En efecto, existen toda otra multitud de oficios y de personas anónimas que estos días se están revelando fundamentales: personal sanitario, profesorado y otro largo etcétera. La “multitud” que pone en marcha cada mañana el mundo, y que no son el Rey, ni Amancio Ortega y la patronal, que no son tampoco los políticos, ni “los mercados” (ese término inventado para ocultar a los inversores y capitales que, como los famosos fondos buitres, después de la última crisis, se han encargado de comportarse como auténticas aves de rapiña, a pesar y en contra de la idea de bien común, de la mayoría). Frente a ellos, se revelan también hoy fundamentales trabajadores y trabajadoras públicos a los que los ideólogos del denominado neoliberalismo, o totalcapitalismo, esa hidra de mil cabezas, ha maltratado durante tantos años, haciéndonos pensar que los individuos somos suficientes frente al mundo, en una suerte de darwinismo social. Cuando en realidad ahora volvemos a descubrir a fuerza de dolor que la base de la evolución no es la competencia ni el individuo, sino la cooperación y el colectivo. Sin esto, no hay supervivencia como especie. ¿Volveremos a olvidarlo de nuevo cuando todo esto pase?

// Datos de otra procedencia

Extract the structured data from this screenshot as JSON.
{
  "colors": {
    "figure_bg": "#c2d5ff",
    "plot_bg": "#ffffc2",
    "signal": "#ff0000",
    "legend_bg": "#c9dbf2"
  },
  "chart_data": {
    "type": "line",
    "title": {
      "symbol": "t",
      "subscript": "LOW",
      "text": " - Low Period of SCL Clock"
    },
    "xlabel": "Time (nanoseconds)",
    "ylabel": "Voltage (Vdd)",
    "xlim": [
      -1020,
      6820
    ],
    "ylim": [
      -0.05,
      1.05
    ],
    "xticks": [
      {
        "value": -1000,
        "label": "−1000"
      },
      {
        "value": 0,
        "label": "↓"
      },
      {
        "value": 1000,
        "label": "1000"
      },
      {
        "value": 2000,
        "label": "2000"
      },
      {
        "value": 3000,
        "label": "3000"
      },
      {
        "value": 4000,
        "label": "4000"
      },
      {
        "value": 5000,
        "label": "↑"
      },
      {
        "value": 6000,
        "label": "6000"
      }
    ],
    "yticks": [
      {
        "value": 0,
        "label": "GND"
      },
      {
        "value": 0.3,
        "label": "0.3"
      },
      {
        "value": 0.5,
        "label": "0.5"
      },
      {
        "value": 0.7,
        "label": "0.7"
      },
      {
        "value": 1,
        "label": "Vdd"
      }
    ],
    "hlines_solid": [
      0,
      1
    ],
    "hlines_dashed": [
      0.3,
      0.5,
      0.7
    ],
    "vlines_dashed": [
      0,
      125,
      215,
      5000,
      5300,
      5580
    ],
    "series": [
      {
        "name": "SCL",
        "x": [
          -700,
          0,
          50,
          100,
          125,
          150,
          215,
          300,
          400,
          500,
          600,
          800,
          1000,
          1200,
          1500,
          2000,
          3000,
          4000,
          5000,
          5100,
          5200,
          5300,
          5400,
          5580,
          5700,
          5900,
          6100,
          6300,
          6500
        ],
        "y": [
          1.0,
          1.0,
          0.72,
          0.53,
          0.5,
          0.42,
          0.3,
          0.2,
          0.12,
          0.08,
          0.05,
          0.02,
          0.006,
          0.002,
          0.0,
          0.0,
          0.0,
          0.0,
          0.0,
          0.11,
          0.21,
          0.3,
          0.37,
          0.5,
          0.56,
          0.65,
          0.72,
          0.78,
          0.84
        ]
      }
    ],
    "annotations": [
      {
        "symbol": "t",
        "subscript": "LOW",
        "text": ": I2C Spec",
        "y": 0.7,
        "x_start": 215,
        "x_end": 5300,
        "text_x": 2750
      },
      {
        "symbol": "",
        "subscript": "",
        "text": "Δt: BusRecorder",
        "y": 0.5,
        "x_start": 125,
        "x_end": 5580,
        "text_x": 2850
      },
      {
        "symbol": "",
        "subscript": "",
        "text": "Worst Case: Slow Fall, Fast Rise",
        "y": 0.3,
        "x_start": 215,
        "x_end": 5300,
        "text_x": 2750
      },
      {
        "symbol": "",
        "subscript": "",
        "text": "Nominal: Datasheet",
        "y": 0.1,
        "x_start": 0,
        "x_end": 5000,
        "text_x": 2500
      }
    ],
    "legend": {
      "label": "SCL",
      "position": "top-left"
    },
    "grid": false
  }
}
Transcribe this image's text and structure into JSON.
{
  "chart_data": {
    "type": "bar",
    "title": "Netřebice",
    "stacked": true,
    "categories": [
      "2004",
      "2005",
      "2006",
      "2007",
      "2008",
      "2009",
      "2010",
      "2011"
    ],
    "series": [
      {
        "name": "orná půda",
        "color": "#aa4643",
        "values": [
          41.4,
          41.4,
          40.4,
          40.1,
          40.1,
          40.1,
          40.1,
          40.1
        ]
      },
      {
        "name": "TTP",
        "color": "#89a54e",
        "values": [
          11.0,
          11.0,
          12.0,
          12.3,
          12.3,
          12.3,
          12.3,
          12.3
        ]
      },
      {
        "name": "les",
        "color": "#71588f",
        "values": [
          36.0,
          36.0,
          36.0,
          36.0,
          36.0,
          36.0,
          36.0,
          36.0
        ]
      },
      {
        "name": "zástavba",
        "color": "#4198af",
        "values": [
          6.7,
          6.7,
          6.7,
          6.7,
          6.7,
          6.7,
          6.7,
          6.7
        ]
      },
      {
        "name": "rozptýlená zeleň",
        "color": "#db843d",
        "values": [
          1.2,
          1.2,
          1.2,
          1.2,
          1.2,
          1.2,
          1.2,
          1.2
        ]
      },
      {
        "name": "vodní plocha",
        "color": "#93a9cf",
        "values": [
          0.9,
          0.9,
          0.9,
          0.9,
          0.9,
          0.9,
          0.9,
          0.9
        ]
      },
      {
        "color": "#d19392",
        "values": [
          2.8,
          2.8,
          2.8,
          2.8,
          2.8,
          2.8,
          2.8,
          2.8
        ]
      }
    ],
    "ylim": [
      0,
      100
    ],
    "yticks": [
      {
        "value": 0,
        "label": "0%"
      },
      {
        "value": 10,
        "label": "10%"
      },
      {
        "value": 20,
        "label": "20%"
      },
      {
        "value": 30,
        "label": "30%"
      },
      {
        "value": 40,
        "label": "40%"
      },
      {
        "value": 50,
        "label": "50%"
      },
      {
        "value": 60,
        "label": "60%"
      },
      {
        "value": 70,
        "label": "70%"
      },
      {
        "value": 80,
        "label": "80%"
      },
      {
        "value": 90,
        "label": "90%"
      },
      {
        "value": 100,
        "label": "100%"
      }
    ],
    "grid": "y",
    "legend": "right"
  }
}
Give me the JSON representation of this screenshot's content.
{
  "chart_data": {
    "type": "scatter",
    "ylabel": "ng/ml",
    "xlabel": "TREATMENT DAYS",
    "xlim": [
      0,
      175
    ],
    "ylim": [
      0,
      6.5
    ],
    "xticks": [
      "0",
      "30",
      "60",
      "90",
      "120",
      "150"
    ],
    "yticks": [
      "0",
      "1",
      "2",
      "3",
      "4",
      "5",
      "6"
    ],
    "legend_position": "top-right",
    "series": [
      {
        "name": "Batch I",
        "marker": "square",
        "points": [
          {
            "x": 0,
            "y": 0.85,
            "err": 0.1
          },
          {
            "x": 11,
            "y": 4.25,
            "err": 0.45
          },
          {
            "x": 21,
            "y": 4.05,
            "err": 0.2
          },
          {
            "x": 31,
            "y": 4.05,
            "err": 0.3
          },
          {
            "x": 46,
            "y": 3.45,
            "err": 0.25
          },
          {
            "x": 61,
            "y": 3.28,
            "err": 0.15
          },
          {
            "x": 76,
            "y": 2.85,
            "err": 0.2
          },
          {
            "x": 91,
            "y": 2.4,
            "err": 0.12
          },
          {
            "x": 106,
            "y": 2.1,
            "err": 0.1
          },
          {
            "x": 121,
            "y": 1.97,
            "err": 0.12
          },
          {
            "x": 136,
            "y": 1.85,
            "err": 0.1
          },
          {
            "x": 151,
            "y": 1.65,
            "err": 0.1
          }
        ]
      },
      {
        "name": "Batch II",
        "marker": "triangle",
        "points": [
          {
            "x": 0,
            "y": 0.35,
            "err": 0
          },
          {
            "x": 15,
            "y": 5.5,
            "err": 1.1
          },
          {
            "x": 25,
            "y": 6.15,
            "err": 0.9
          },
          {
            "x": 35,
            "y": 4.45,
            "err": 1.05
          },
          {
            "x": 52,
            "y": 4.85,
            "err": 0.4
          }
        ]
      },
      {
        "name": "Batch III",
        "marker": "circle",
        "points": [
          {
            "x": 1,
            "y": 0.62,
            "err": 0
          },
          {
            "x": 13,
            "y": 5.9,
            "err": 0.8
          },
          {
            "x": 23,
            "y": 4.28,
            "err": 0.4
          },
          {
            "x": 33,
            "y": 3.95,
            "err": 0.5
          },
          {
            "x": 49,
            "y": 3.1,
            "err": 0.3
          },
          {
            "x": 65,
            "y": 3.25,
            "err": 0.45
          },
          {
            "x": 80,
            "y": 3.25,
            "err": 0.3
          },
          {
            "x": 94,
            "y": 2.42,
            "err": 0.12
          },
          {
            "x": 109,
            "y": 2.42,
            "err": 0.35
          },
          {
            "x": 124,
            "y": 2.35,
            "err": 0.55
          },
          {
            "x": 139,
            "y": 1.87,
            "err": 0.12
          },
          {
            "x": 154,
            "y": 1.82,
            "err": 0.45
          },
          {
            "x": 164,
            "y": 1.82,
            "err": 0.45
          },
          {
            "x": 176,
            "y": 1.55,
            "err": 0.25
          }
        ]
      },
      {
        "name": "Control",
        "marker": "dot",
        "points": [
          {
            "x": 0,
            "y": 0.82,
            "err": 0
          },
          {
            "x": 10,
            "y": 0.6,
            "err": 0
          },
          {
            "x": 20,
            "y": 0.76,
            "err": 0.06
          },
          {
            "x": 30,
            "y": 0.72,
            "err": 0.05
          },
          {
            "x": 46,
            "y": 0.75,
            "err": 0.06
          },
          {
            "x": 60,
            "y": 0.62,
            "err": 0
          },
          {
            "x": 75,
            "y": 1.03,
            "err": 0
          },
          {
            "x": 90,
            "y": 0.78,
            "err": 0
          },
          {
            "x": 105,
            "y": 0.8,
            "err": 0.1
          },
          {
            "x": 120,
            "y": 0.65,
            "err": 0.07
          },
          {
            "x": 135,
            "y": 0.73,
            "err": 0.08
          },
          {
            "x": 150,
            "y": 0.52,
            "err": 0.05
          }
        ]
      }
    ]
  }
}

Por no hablar de las personas mayores, aquellas a las que habíamos relegado al más oscuro de los olvidos, ese que surge cuando no vemos más allá de la idea de beneficio. Esta plaga se ceba con ellos y con ellas y nos recuerda que, hasta la semana pasada, hemos fracasado como sociedad, que no hemos sabido protegerles. Y serán, lo están siendo, las primeras víctimas de esta crisis, la cual apela a los principios sobre los que estábamos destruyendo la naturaleza, la posibilidad de vida en el planeta Tierra: el consumo, ahora paralizado, y el beneficio, que ha acabado por determinar las relaciones entre las personas. No es ahora el momento de ajustar cuentas, pero todo se andará. Por el momento, me parece que debemos afrontar esta crisis con la ética de la filosofía estoica “rebajada al nivel del pueblo”, tal y como reflexionaba Pasolini sobre las clases subalternas de la ciudad de Roma:
“Para vivir hay que luchar, no hay más misterio. Toca sufrir, pero también aguantar: y mientras tanto, apañárselas, incluso con rabia. Tal vez haya un dios, cristiano, católico, al que es necesario aplacar con velas o plegarias; y después apañárselas. Es aquí, en la tierra, donde se nos premia y se nos castiga” (La ciudad de Dios, 2019, p. 95).
Una ética aplicada y aprendida a lo largo de los siglos, de resiliencia, resistencia y rebeldía. Y después. Nadie sabe lo que vendrá después. Quizá sea útil emplear estos días de aislamiento para imaginar otros mundos lejos de esta realidad distópica. Imaginar la banda sonora de, como planteaba hace no mucho el sup. Insurgente Galeno: “un mundo nuevo que, insumiso, surge de los escombros de otro que ya cruje imperceptiblemente” (Baila una ballena, 2019). ¿Quién sabe? Quizá para ello tengan que pasar otros 500 años.
Gustavo Hernández Sánchez. Doctor en Historia. Grupo de Estudios Culturales A. Gramsci. Profesor en la Escuela Pública.